Gas and LNG resilience
New upstream and LNG flows improved optionality: Equinor’s Eirin tie‑back started gas deliveries via Gina Krog; OMV Petrom and ROMGAZ began Neptun Deep pipelaying toward first gas in 2027; QatarEnergy shipped the first LNG export from Golden Pass LNG in Texas; and ENEOS will re‑enter MLNG Tiga with a 10% stake, reinforcing long‑term supply to Asian buyers.
Disruptions and pricing
The Middle East conflict and Strait closure strained trade: Yara reported major supply shocks and higher fertilizer prices.
Borouge rerouted 61% of March production via alternative logistics.
Technip Energies cited temporary site stoppages and potential revenue deferrals. LKAB noted delivery risks to Middle East customers.
Producers responded with pricing actions: BASF raised plastic‑additive prices up to 25% and PPG announced global price adjustments. EPCs such as MAIRE identified procurement buffers and alternative logistics for Middle East sites.
Localized capacity builds
Petrobras resumed urea production at Ansa, lifting domestic nitrogen availability. Evonik opened an expanded specialty amine plant in Nanjing and completed a specialty H2O2 plant in Leshan with Fuhua to serve electronics and packaging.
BASF commissioned menthol and linalool in Ludwigshafen and citral in Zhanjiang, and expanded HALS/NOR HALS additives for plastics durability. China also localized UHMWPE slurry‑pump supply at Tianjin to reduce reliance on imported critical equipment.
Portfolio realignments
Reshaping polymer and intermediates platforms continued: Lone Star agreed to acquire DOMO Engineered Materials (including TECHNYL). INEOS Inovyn moved to sell its Italian chlor‑alkali business to Esseco.
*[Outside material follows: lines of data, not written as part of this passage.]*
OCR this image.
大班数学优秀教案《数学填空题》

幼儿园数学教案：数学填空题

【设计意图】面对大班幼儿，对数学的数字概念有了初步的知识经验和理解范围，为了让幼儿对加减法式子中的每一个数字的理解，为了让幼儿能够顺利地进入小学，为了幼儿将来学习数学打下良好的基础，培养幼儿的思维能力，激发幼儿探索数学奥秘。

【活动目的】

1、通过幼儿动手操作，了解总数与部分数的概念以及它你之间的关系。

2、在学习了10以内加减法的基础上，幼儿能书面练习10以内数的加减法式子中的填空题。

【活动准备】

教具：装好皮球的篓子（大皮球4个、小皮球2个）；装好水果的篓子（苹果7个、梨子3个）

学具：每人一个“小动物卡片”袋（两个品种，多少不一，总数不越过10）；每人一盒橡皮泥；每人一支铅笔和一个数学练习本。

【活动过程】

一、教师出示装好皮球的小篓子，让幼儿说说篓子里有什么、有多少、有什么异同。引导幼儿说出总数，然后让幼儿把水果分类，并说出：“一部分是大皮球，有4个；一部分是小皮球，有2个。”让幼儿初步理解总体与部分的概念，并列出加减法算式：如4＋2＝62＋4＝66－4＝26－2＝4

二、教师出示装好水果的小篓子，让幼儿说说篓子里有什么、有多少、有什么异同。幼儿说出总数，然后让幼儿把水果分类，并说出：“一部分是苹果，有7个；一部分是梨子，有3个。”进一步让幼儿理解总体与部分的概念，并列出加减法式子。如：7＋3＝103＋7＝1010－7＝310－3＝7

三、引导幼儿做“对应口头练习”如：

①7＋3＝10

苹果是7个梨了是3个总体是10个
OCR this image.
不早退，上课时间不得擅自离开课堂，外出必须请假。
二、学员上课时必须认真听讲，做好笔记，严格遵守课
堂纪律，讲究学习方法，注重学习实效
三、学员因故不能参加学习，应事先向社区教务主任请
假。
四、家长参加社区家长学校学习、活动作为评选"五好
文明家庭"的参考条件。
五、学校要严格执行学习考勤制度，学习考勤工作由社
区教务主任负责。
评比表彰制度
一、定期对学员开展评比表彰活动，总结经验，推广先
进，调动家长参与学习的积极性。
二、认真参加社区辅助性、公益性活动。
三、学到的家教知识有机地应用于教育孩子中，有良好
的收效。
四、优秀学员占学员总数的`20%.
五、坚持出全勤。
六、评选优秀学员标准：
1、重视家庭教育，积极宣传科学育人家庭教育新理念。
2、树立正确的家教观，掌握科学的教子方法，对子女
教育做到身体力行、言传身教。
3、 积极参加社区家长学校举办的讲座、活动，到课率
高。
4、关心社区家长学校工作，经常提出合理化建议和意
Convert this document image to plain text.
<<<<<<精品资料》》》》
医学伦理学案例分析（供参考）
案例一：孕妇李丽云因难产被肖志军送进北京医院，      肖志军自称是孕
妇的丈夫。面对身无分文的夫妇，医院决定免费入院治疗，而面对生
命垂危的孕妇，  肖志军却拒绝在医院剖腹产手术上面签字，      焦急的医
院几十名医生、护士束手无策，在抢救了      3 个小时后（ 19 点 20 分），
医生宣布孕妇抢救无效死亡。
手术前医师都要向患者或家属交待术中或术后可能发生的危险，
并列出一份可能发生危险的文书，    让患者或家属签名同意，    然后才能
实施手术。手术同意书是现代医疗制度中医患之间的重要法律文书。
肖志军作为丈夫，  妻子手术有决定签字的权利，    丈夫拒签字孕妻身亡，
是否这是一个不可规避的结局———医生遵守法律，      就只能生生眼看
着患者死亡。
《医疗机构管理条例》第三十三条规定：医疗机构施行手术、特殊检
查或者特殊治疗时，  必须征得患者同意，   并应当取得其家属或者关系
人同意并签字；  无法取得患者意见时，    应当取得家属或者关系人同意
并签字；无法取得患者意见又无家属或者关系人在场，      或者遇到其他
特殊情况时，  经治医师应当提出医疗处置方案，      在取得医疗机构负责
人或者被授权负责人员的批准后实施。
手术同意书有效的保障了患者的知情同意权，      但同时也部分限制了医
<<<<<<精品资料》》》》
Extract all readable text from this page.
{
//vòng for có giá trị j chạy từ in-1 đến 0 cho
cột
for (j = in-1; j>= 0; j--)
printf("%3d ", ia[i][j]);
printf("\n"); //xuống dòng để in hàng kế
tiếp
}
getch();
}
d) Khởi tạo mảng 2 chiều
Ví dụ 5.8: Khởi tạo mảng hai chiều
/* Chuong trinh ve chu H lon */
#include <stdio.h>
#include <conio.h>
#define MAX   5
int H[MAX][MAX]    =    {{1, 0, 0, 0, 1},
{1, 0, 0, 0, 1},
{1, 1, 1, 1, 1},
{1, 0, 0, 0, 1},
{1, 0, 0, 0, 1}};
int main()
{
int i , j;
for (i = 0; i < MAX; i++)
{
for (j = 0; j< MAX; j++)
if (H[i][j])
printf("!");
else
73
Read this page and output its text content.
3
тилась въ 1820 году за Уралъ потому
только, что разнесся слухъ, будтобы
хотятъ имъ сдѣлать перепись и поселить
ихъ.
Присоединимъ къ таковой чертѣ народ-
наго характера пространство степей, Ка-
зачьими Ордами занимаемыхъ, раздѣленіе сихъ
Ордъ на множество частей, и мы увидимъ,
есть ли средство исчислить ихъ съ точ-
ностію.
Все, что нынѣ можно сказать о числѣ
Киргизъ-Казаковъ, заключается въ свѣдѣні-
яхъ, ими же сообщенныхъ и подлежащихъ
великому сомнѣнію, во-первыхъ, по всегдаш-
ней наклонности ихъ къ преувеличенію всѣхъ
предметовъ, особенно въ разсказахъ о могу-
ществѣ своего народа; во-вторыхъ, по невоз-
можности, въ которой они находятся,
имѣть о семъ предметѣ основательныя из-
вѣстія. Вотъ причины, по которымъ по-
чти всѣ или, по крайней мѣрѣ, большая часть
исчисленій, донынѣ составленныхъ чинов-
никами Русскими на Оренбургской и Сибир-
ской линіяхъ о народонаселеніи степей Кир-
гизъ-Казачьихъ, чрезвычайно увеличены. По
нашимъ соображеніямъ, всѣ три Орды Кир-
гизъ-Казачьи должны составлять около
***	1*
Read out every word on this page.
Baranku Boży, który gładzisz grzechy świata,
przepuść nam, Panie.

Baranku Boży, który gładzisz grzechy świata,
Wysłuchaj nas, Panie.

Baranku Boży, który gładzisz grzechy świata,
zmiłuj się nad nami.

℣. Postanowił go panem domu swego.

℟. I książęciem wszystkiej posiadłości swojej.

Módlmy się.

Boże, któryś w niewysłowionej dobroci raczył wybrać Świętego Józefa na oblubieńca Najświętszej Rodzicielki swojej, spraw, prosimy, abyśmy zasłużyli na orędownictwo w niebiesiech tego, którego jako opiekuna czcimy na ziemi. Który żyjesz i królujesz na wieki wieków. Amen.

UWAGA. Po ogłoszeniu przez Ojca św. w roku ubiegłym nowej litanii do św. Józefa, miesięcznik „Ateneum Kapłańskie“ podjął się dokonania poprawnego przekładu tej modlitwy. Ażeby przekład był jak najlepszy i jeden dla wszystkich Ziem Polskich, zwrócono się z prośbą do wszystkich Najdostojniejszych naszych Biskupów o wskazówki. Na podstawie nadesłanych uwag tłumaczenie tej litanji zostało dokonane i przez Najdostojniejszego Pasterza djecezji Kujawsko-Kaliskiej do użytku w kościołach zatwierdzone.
In Japan, Prime Polymer will absorb Sumitomo Chemical’s PP and LLDPE businesses. Upstream, Shell agreed to acquire ARC Resources, consolidating Montney gas and liquids to underpin LNG‑linked value chains.
Circularity and low‑carbon inputs
ROSI will deploy automated PV recycling in Spain, while Axens, IFPEN and JEPLAN validated Rewind PET for textile‑to‑textile monomer to substitute virgin feedstock. BASF introduced ELASTOSPRAY BMB mass‑balance isocyanate for SPF. For energy inputs, Air Liquide committed more than $350 million in Louisiana to supply gases to a low‑carbon steel plant, and Statkraft and Hydro signed 12.3 TWh of long‑term PPAs in Norway.